Just finished reading–The Language of Flowers by Vanessa Diffenbaugh. Story revolves around a young woman who’s been through hell in the foster care system and finds a life that revolves around flowers. Big part of the book deals with the Victorian language of flowers–which was a way one sent secret messages and expressed feelings using flower arrangements. Red roses meant passion, etc. Fascinating.

Also recommend, William Landry, Defending Jacob. It’s a legal thriller. Critics have compared Landry to Scott Turow, since both were former prosecutors who became novelists. Landry’s main character is a prosecutor whose 14-year-old son is accused of murdering a classmate. Father gets involved in investigating the murder. Story focuses on a family in crisis and on the relationships between the husband and wife in the wake of the murder and on the parents and their son–parents realize they don’t really know their son. Interesting part dealing with the idea of a murder gene–this comes up when it’s revealed that the father’s father as well as his grandfather were murderers. There’s a surprise ending, which works.

Just read Snow Flower and the Secret Fan, on my daughter’s reccomendation. Enjoyed it very much.

Then I read You Are Not Like Other Mothers by Angelika Schrobsdorff.
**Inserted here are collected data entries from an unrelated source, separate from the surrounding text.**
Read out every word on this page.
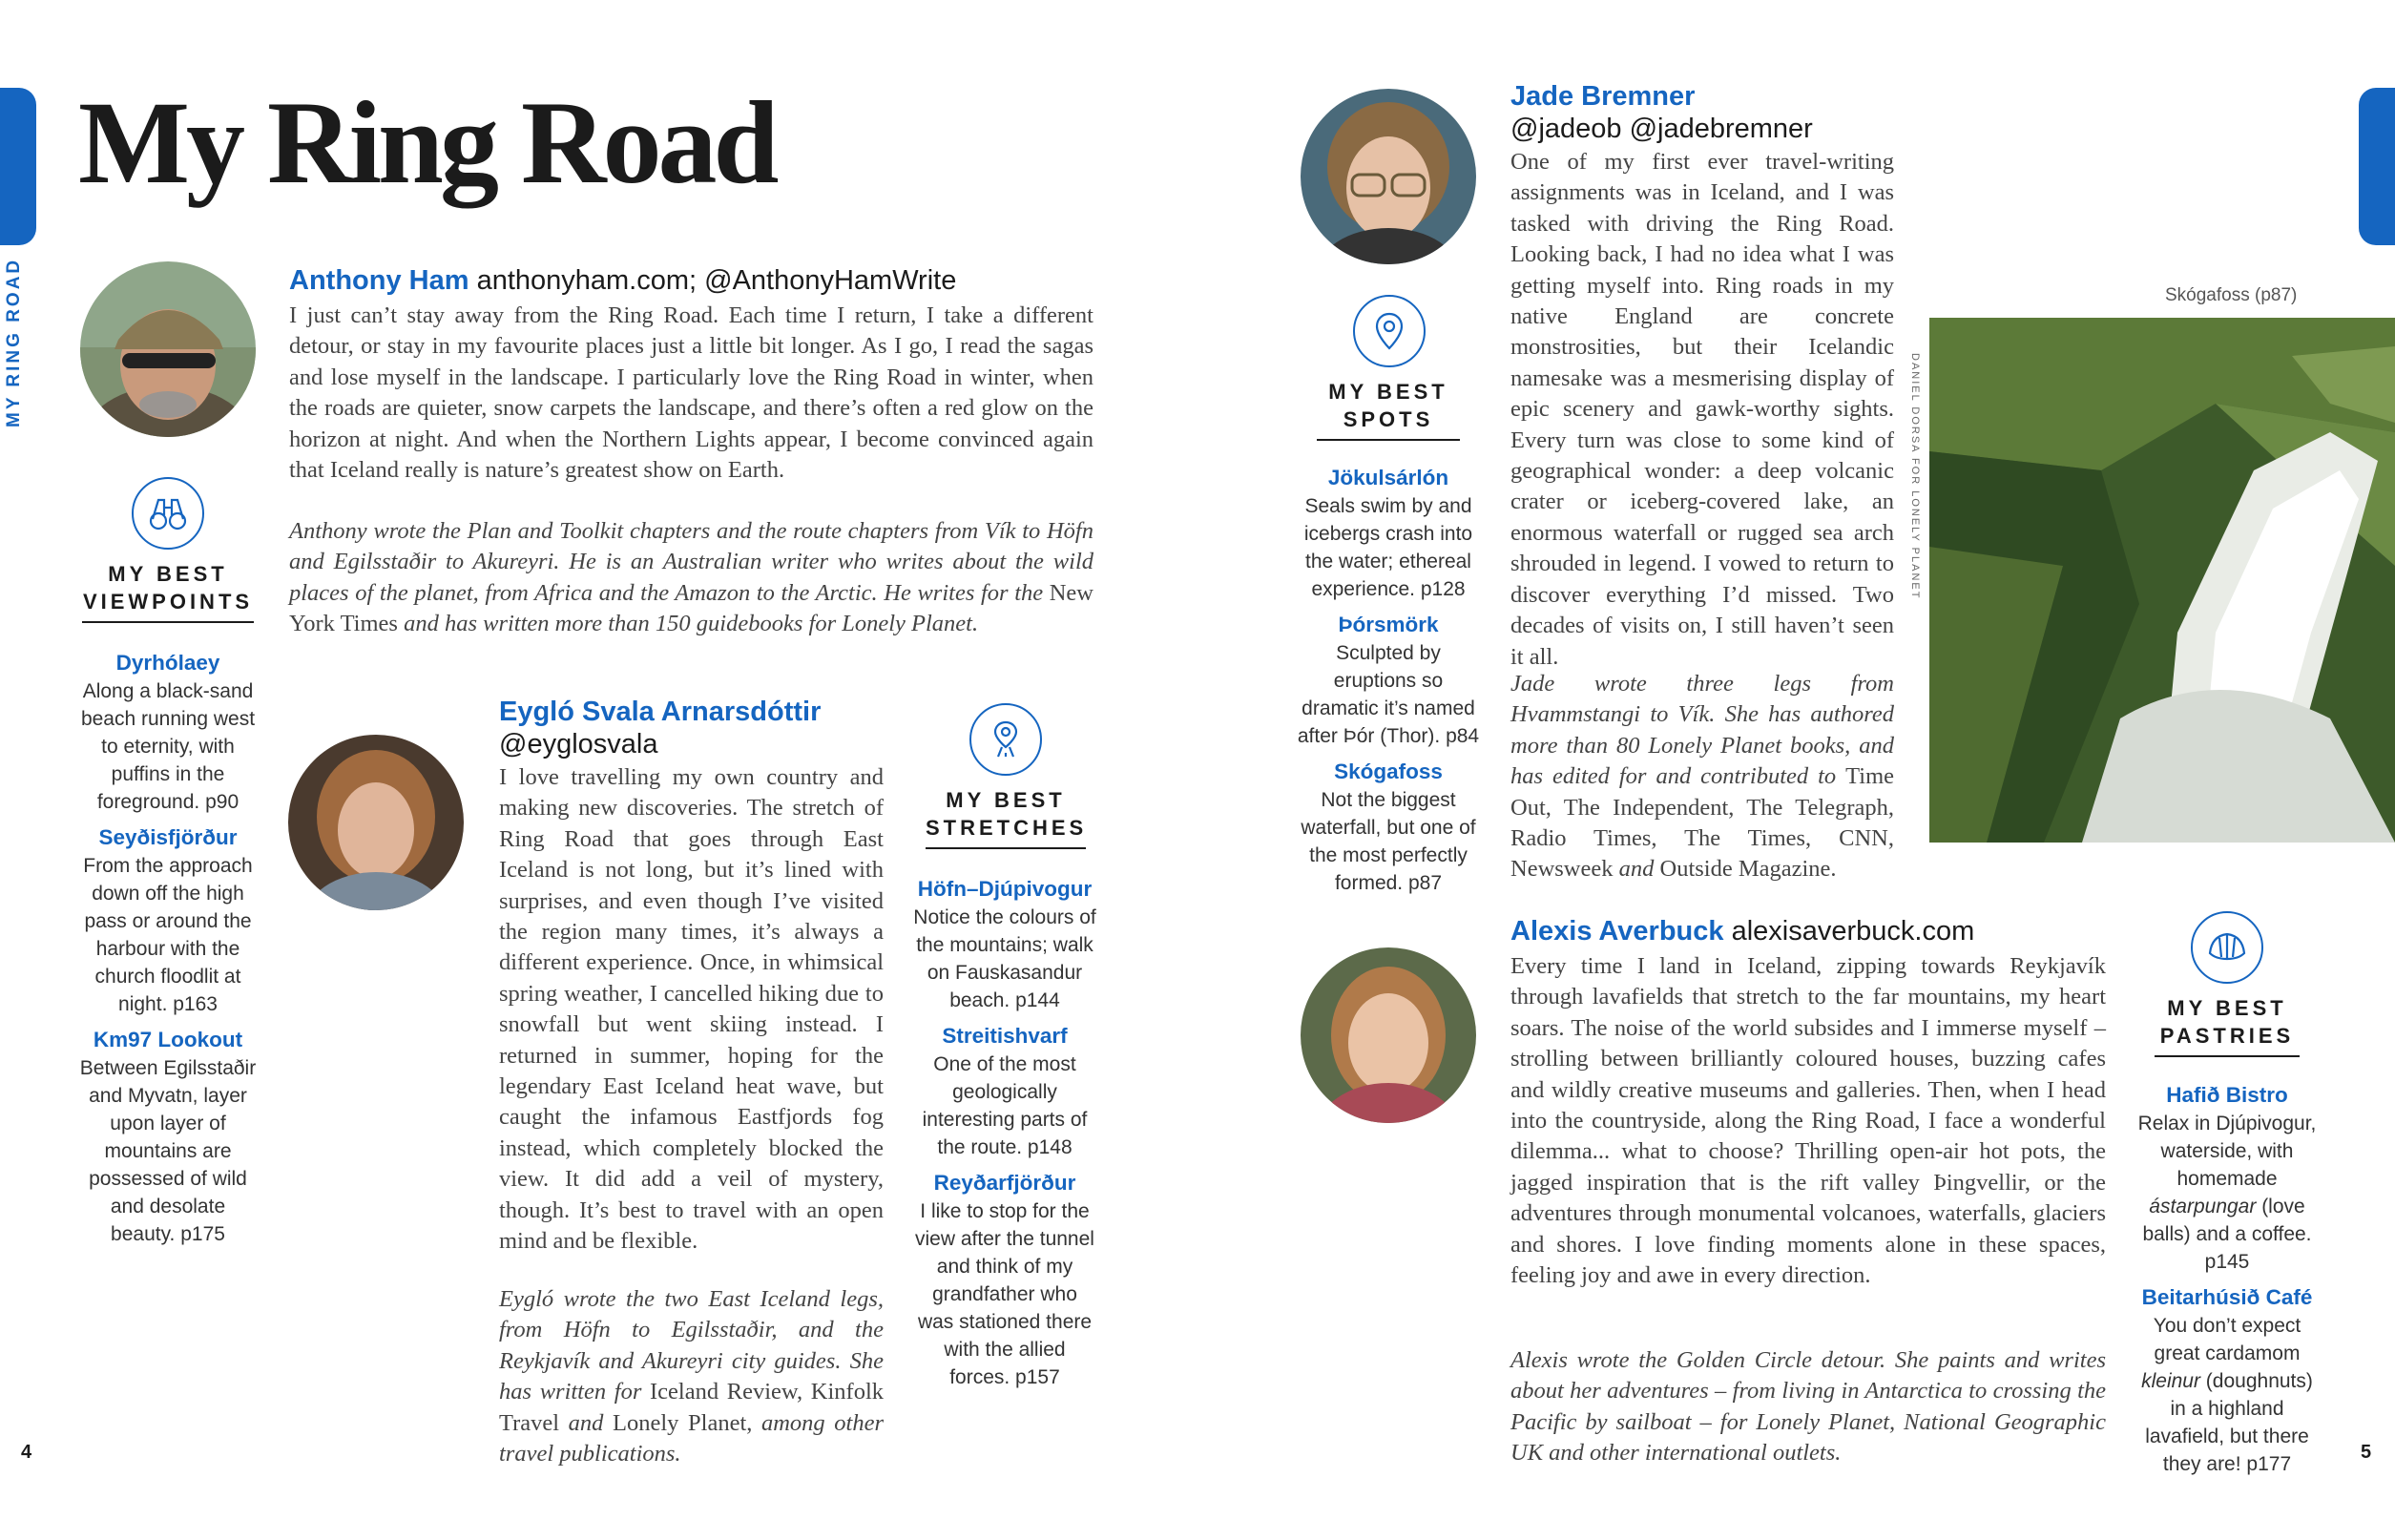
MY RING ROAD
My Ring Road
Anthony Ham anthonyham.com; @AnthonyHamWrite
I just can’t stay away from the Ring Road. Each time I return, I take a different detour, or stay in my favourite places just a little bit longer. As I go, I read the sagas and lose myself in the landscape. I particularly love the Ring Road in winter, when the roads are quieter, snow carpets the landscape, and there’s often a red glow on the horizon at night. And when the Northern Lights appear, I become convinced again that Iceland really is nature’s greatest show on Earth.
Anthony wrote the Plan and Toolkit chapters and the route chapters from Vík to Höfn and Egilsstaðir to Akureyri. He is an Australian writer who writes about the wild places of the planet, from Africa and the Amazon to the Arctic. He writes for the New York Times and has written more than 150 guidebooks for Lonely Planet.
MY BEST
VIEWPOINTS
Dyrhólaey
Along a black-sand beach running west to eternity, with puffins in the foreground. p90
Seyðisfjörður
From the approach down off the high pass or around the harbour with the church floodlit at night. p163
Km97 Lookout
Between Egilsstaðir and Myvatn, layer upon layer of mountains are possessed of wild and desolate beauty. p175
Eygló Svala Arnarsdóttir
@eyglosvala
I love travelling my own country and making new discoveries. The stretch of Ring Road that goes through East Iceland is not long, but it’s lined with surprises, and even though I’ve visited the region many times, it’s always a different experience. Once, in whimsical spring weather, I cancelled hiking due to snowfall but went skiing instead. I returned in summer, hoping for the legendary East Iceland heat wave, but caught the infamous Eastfjords fog instead, which completely blocked the view. It did add a veil of mystery, though. It’s best to travel with an open mind and be flexible.
Eygló wrote the two East Iceland legs, from Höfn to Egilsstaðir, and the Reykjavík and Akureyri city guides. She has written for Iceland Review, Kinfolk Travel and Lonely Planet, among other travel publications.
MY BEST
STRETCHES
Höfn–Djúpivogur
Notice the colours of the mountains; walk on Fauskasandur beach. p144
Streitishvarf
One of the most geologically interesting parts of the route. p148
Reyðarfjörður
I like to stop for the view after the tunnel and think of my grandfather who was stationed there with the allied forces. p157
4
Jade Bremner
@jadeob @jadebremner
One of my first ever travel-writing assignments was in Iceland, and I was tasked with driving the Ring Road. Looking back, I had no idea what I was getting myself into. Ring roads in my native England are concrete monstrosities, but their Icelandic namesake was a mesmerising display of epic scenery and gawk-worthy sights. Every turn was close to some kind of geographical wonder: a deep volcanic crater or iceberg-covered lake, an enormous waterfall or rugged sea arch shrouded in legend. I vowed to return to discover everything I’d missed. Two decades of visits on, I still haven’t seen it all.
Jade wrote three legs from Hvammstangi to Vík. She has authored more than 80 Lonely Planet books, and has edited for and contributed to Time Out, The Independent, The Telegraph, Radio Times, The Times, CNN, Newsweek and Outside Magazine.
MY BEST
SPOTS
Jökulsárlón
Seals swim by and icebergs crash into the water; ethereal experience. p128
Þórsmörk
Sculpted by eruptions so dramatic it’s named after Þór (Thor). p84
Skógafoss
Not the biggest waterfall, but one of the most perfectly formed. p87
Skógafoss (p87)
DANIEL DORSA FOR LONELY PLANET
Alexis Averbuck alexisaverbuck.com
Every time I land in Iceland, zipping towards Reykjavík through lavafields that stretch to the far mountains, my heart soars. The noise of the world subsides and I immerse myself – strolling between brilliantly coloured houses, buzzing cafes and wildly creative museums and galleries. Then, when I head into the countryside, along the Ring Road, I face a wonderful dilemma... what to choose? Thrilling open-air hot pots, the jagged inspiration that is the rift valley Þingvellir, or the adventures through monumental volcanoes, waterfalls, glaciers and shores. I love finding moments alone in these spaces, feeling joy and awe in every direction.
Alexis wrote the Golden Circle detour. She paints and writes about her adventures – from living in Antarctica to crossing the Pacific by sailboat – for Lonely Planet, National Geographic UK and other international outlets.
MY BEST
PASTRIES
Hafið Bistro
Relax in Djúpivogur, waterside, with homemade ástarpungar (love balls) and a coffee. p145
Beitarhúsið Café
You don’t expect great cardamom kleinur (doughnuts) in a highland lavafield, but there they are! p177
5
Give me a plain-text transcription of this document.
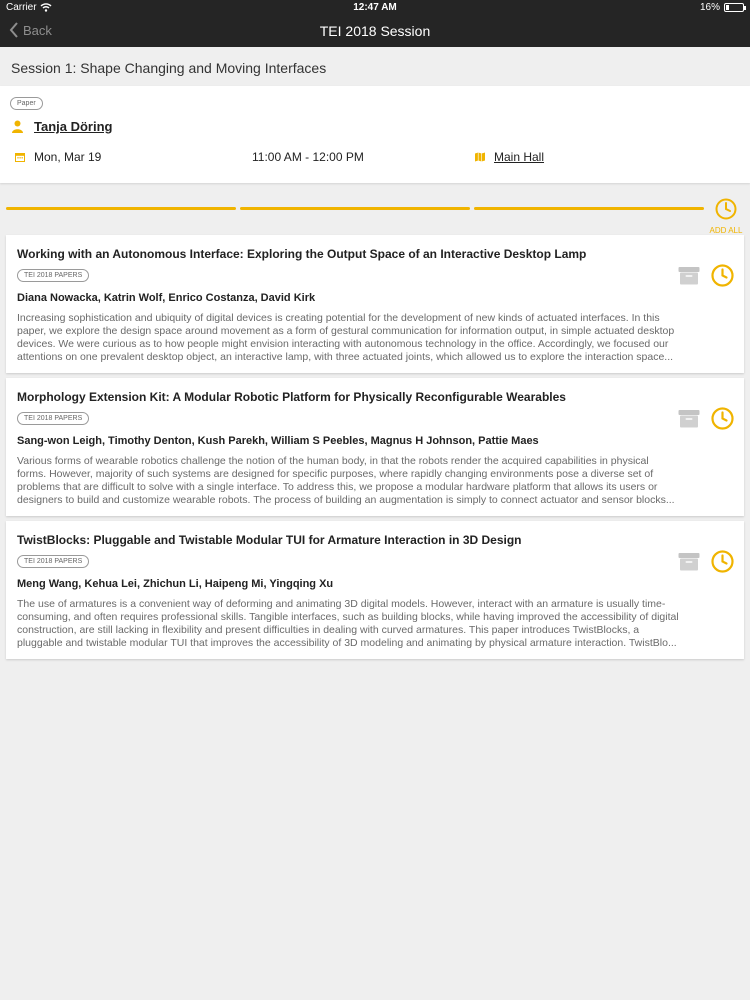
Carrier	12:47 AM	16%
Back	TEI 2018 Session
Session 1: Shape Changing and Moving Interfaces
Paper
Tanja Döring
Mon, Mar 19	11:00 AM - 12:00 PM	Main Hall
ADD ALL
Working with an Autonomous Interface: Exploring the Output Space of an Interactive Desktop Lamp
TEI 2018 PAPERS
Diana Nowacka, Katrin Wolf, Enrico Costanza, David Kirk
Increasing sophistication and ubiquity of digital devices is creating potential for the development of new kinds of actuated interfaces. In this
paper, we explore the design space around movement as a form of gestural communication for information output, in simple actuated desktop
devices. We were curious as to how people might envision interacting with autonomous technology in the office. Accordingly, we focused our
attentions on one prevalent desktop object, an interactive lamp, with three actuated joints, which allowed us to explore the interaction space...
Morphology Extension Kit: A Modular Robotic Platform for Physically Reconfigurable Wearables
TEI 2018 PAPERS
Sang-won Leigh, Timothy Denton, Kush Parekh, William S Peebles, Magnus H Johnson, Pattie Maes
Various forms of wearable robotics challenge the notion of the human body, in that the robots render the acquired capabilities in physical
forms. However, majority of such systems are designed for specific purposes, where rapidly changing environments pose a diverse set of
problems that are difficult to solve with a single interface. To address this, we propose a modular hardware platform that allows its users or
designers to build and customize wearable robots. The process of building an augmentation is simply to connect actuator and sensor blocks...
TwistBlocks: Pluggable and Twistable Modular TUI for Armature Interaction in 3D Design
TEI 2018 PAPERS
Meng Wang, Kehua Lei, Zhichun Li, Haipeng Mi, Yingqing Xu
The use of armatures is a convenient way of deforming and animating 3D digital models. However, interact with an armature is usually time-
consuming, and often requires professional skills. Tangible interfaces, such as building blocks, while having improved the accessibility of digital
construction, are still lacking in flexibility and present difficulties in dealing with curved armatures. This paper introduces TwistBlocks, a
pluggable and twistable modular TUI that improves the accessibility of 3D modeling and animating by physical armature interaction. TwistBlo...
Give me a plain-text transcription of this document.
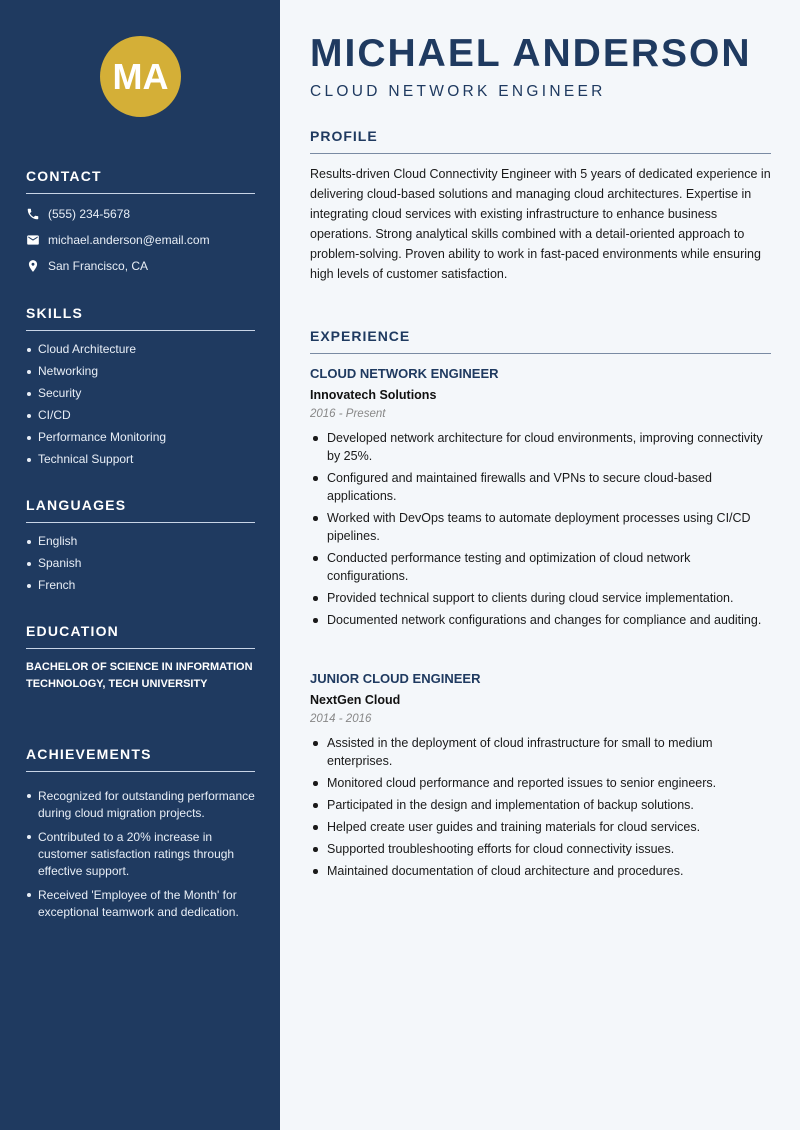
MA
CONTACT
(555) 234-5678
michael.anderson@email.com
San Francisco, CA
SKILLS
Cloud Architecture
Networking
Security
CI/CD
Performance Monitoring
Technical Support
LANGUAGES
English
Spanish
French
EDUCATION
BACHELOR OF SCIENCE IN INFORMATION TECHNOLOGY, TECH UNIVERSITY
ACHIEVEMENTS
Recognized for outstanding performance during cloud migration projects.
Contributed to a 20% increase in customer satisfaction ratings through effective support.
Received 'Employee of the Month' for exceptional teamwork and dedication.
MICHAEL ANDERSON
CLOUD NETWORK ENGINEER
PROFILE
Results-driven Cloud Connectivity Engineer with 5 years of dedicated experience in delivering cloud-based solutions and managing cloud architectures. Expertise in integrating cloud services with existing infrastructure to enhance business operations. Strong analytical skills combined with a detail-oriented approach to problem-solving. Proven ability to work in fast-paced environments while ensuring high levels of customer satisfaction.
EXPERIENCE
CLOUD NETWORK ENGINEER
Innovatech Solutions
2016 - Present
Developed network architecture for cloud environments, improving connectivity by 25%.
Configured and maintained firewalls and VPNs to secure cloud-based applications.
Worked with DevOps teams to automate deployment processes using CI/CD pipelines.
Conducted performance testing and optimization of cloud network configurations.
Provided technical support to clients during cloud service implementation.
Documented network configurations and changes for compliance and auditing.
JUNIOR CLOUD ENGINEER
NextGen Cloud
2014 - 2016
Assisted in the deployment of cloud infrastructure for small to medium enterprises.
Monitored cloud performance and reported issues to senior engineers.
Participated in the design and implementation of backup solutions.
Helped create user guides and training materials for cloud services.
Supported troubleshooting efforts for cloud connectivity issues.
Maintained documentation of cloud architecture and procedures.
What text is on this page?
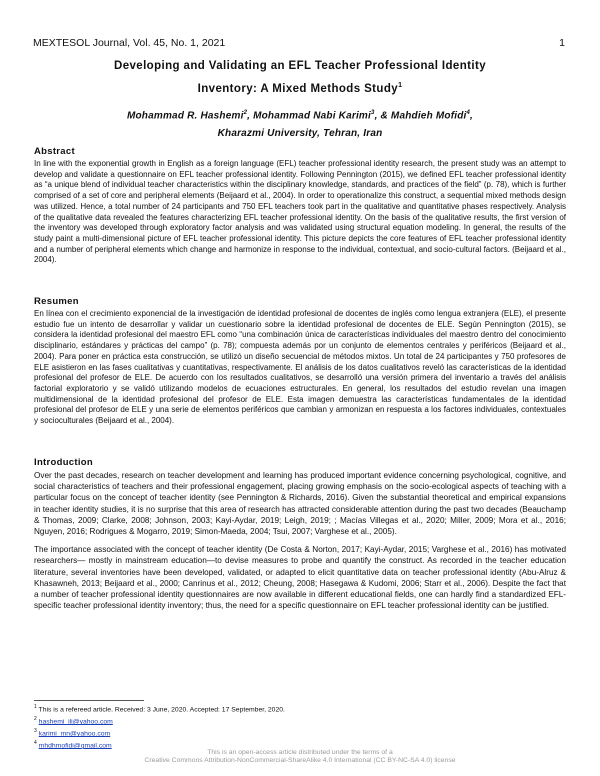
MEXTESOL Journal, Vol. 45, No. 1, 2021	1
Developing and Validating an EFL Teacher Professional Identity
Inventory: A Mixed Methods Study$^1$
Mohammad R. Hashemi$^2$, Mohammad Nabi Karimi$^3$, & Mahdieh Mofidi$^4$,
Kharazmi University, Tehran, Iran
Abstract
In line with the exponential growth in English as a foreign language (EFL) teacher professional identity research, the present study was an attempt to develop and validate a questionnaire on EFL teacher professional identity. Following Pennington (2015), we defined EFL teacher professional identity as “a unique blend of individual teacher characteristics within the disciplinary knowledge, standards, and practices of the field” (p. 78), which is further comprised of a set of core and peripheral elements (Beijaard et al., 2004). In order to operationalize this construct, a sequential mixed methods design was utilized. Hence, a total number of 24 participants and 750 EFL teachers took part in the qualitative and quantitative phases respectively. Analysis of the qualitative data revealed the features characterizing EFL teacher professional identity. On the basis of the qualitative results, the first version of the inventory was developed through exploratory factor analysis and was validated using structural equation modeling. In general, the results of the study paint a multi-dimensional picture of EFL teacher professional identity. This picture depicts the core features of EFL teacher professional identity and a number of peripheral elements which change and harmonize in response to the individual, contextual, and socio-cultural factors. (Beijaard et al., 2004).
Resumen
En línea con el crecimiento exponencial de la investigación de identidad profesional de docentes de inglés como lengua extranjera (ELE), el presente estudio fue un intento de desarrollar y validar un cuestionario sobre la identidad profesional de docentes de ELE. Según Pennington (2015), se considera la identidad profesional del maestro EFL como “una combinación única de características individuales del maestro dentro del conocimiento disciplinario, estándares y prácticas del campo” (p. 78); compuesta además por un conjunto de elementos centrales y periféricos (Beijaard et al., 2004). Para poner en práctica esta construcción, se utilizó un diseño secuencial de métodos mixtos. Un total de 24 participantes y 750 profesores de ELE asistieron en las fases cualitativas y cuantitativas, respectivamente. El análisis de los datos cualitativos reveló las características de la identidad profesional del profesor de ELE. De acuerdo con los resultados cualitativos, se desarrolló una versión primera del inventario a través del análisis factorial exploratorio y se validó utilizando modelos de ecuaciones estructurales. En general, los resultados del estudio revelan una imagen multidimensional de la identidad profesional del profesor de ELE. Esta imagen demuestra las características fundamentales de la identidad profesional del profesor de ELE y una serie de elementos periféricos que cambian y armonizan en respuesta a los factores individuales, contextuales y socioculturales (Beijaard et al., 2004).
Introduction
Over the past decades, research on teacher development and learning has produced important evidence concerning psychological, cognitive, and social characteristics of teachers and their professional engagement, placing growing emphasis on the socio-ecological aspects of teaching with a particular focus on the concept of teacher identity (see Pennington & Richards, 2016). Given the substantial theoretical and empirical expansions in teacher identity studies, it is no surprise that this area of research has attracted considerable attention during the past two decades (Beauchamp & Thomas, 2009; Clarke, 2008; Johnson, 2003; Kayi-Aydar, 2019; Leigh, 2019; ; Macías Villegas et al., 2020; Miller, 2009; Mora et al., 2016; Nguyen, 2016; Rodrigues & Mogarro, 2019; Simon-Maeda, 2004; Tsui, 2007; Varghese et al., 2005).
The importance associated with the concept of teacher identity (De Costa & Norton, 2017; Kayi-Aydar, 2015; Varghese et al., 2016) has motivated researchers— mostly in mainstream education—to devise measures to probe and quantify the construct. As recorded in the teacher education literature, several inventories have been developed, validated, or adapted to elicit quantitative data on teacher professional identity (Abu-Alruz & Khasawneh, 2013; Beijaard et al., 2000; Canrinus et al., 2012; Cheung, 2008; Hasegawa & Kudomi, 2006; Starr et al., 2006). Despite the fact that a number of teacher professional identity questionnaires are now available in different educational fields, one can hardly find a standardized EFL-specific teacher professional identity inventory; thus, the need for a specific questionnaire on EFL teacher professional identity can be justified.
$^1$ This is a refereed article. Received: 3 June, 2020. Accepted: 17 September, 2020.
$^2$ hashemi_ili@yahoo.com
$^3$ karimi_mn@yahoo.com
$^4$ mhdhmofidi@gmail.com
This is an open-access article distributed under the terms of a
Creative Commons Attribution-NonCommercial-ShareAlike 4.0 International (CC BY-NC-SA 4.0) license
It’s autobiographical and pretty depressing. (Look her up on Wikipedia)

Another Best Books of 2012 list:

[Publishers</a> Weekly Best Books of 2012](<a href=“Best Books of 2012 | Publishers Weekly : Publishers Weekly”>Best Books of 2012 | Publishers Weekly : Publishers Weekly)

I just finished The Orchardist by Amanda Coplin - listed by PW as one of the best in fiction - really good.

I’ve read fewer of the books listed this year than usual - not sure what happened. I usually read a good smattering across multiple genres. I see some titles previously recommended here on our own “best books” thread.

Just finished “The Light Between Oceans” by ML Stedman- great exploration of making impossible choices, moral dilemma. “The Dovekeepers” by Alice Hoffman is a recent favorite. I think I need to read “The Yellow Birds”


Recently finished The Tiger’s Wife by Tea Obrecht.. beautifully written, I recommend.

Piemom posted:

Yup. Agree. Don’t get all the hoopla.

Bromifield,

Have read * Language of Flowers * and liked. The Landry thriller sounds very interesting.